One Biopolis research center in particular bears Brenner’s mark. In 2009, he established the Molecular Engineering Laboratory (MEL), which according to him was one of the first in the world to institutionalize molecular engineering, an interdisciplinary field focusing on the design and manipulation of molecules for myriad applications.
Brenner hoped MEL would serve as a training ground for Singapore’s next generation of talent. There, scientists, even the junior ones, were expected to be independent; in return, they got to work on problems that really interested them. Brenner applied this same philosophy during his tenure as the founding president of the Okinawa Institute of Science and Technology Promotion Corporation, Japan, from 2005–2011.
“Ninety percent, maybe even more, of what goes on in research and development is essentially routine,” he said. “And that’s fine. But you also need the talent to do something new.”
A chronicle for the future
Brenner remained a magnetic presence in Singapore’s scientific research scene up until his death. In 2016, he co-founded the Evolution Club, aimed at stimulating discussion in that field among scientists, scholars and the public. He envisioned ten seminars spanning ten billion years of evolution; these would follow a logarithmic time scale beginning 1010 years ago with the Big Bang, then moving to the origin of biological life 109 years ago, and so on, up to the development of modern human society in the present, or 10 years.
The result was the 2017 public lecture series ‘10-on-10: The Chronicles of Evolution.’ Experts on each evolutionary milestone—many of them friends or collaborators of Brenner’s—were invited to Singapore, where they gave talks to packed lecture halls.
Brenner himself, then 90, bookended the series.
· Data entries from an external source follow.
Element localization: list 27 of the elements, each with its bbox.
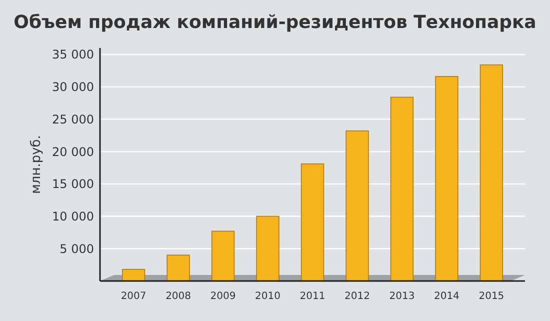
bar [122,268,146,282]
y-tick-label: 25 000 [52,112,94,126]
x-tick-label: 2015 [478,291,504,302]
y-axis-title: млн.руб. [29,135,44,194]
x-tick-label: 2012 [344,291,370,302]
bar [300,163,324,282]
bar [256,216,280,282]
x-tick-label: 2007 [120,291,146,302]
y-tick-label: 20 000 [52,144,94,159]
chart-title: Объем продаж компаний-резидентов Технопарка [14,12,536,33]
y-tick-label: 30 000 [52,80,94,94]
y-tick-label: 5 000 [60,242,94,256]
x-tick-label: 2009 [210,291,236,302]
bar [211,230,235,282]
x-tick-label: 2014 [434,291,460,302]
bar [390,96,414,282]
bar [480,64,504,282]
bar [346,130,369,282]
x-tick-label: 2010 [255,291,280,302]
y-tick-label: 10 000 [52,209,94,224]
x-tick-label: 2013 [389,291,415,302]
x-tick-label: 2011 [300,291,326,302]
x-tick-label: 2008 [166,291,192,302]
y-tick-label: 35 000 [52,48,94,62]
bar [166,254,190,282]
bar [435,76,458,282]
y-tick-label: 15 000 [52,177,94,192]
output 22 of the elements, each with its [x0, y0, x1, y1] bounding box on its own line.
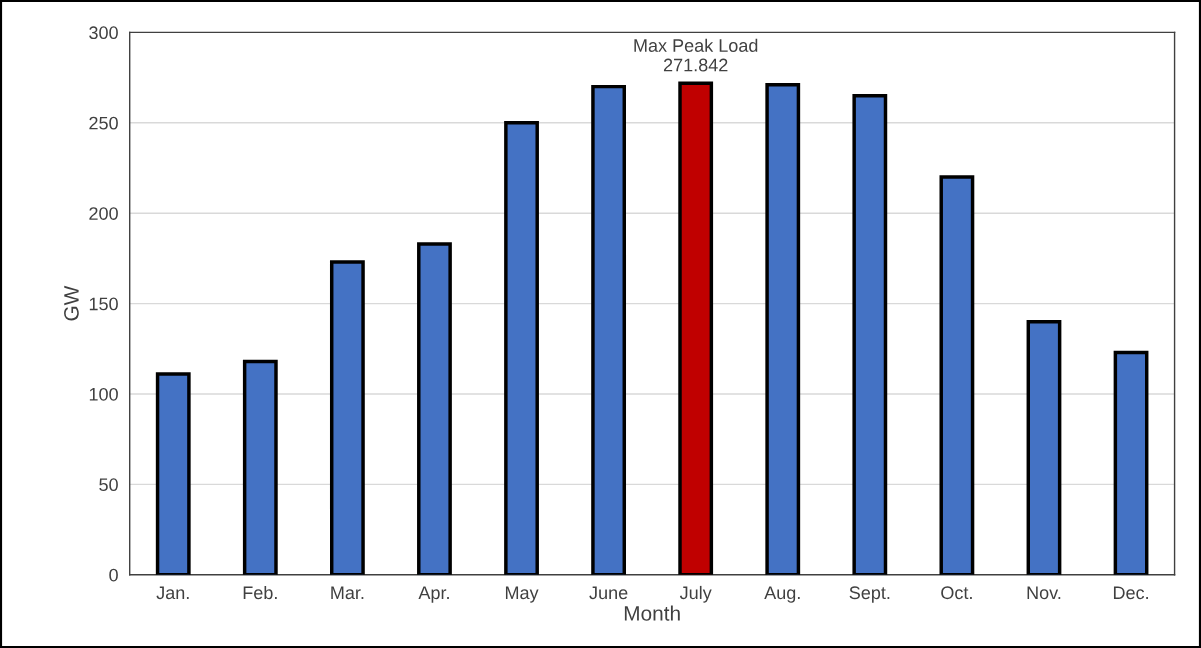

In the opening lecture, he dispelled the common misconception that biological evolution is an upward progression with a fixed purpose; at the series’ conclusion, he detailed his plans to construct genome maps of every organism that had been sequenced, in order to trace their evolutionary history.
“The big lesson to learn here is that in science, only mathematics is the art of the perfect. Physics is the art of the optimal, and biology is the art of the satisfactory: if it works, you keep it; if it doesn’t, you get rid of it,” he said. A book based on the lecture series has since been published. Brenner, who was married to his wife May for 58 years until her death in 2010, is survived by their three children, Stefan, Belinda and Carla. His stepson, Jonathan, passed away in 2018.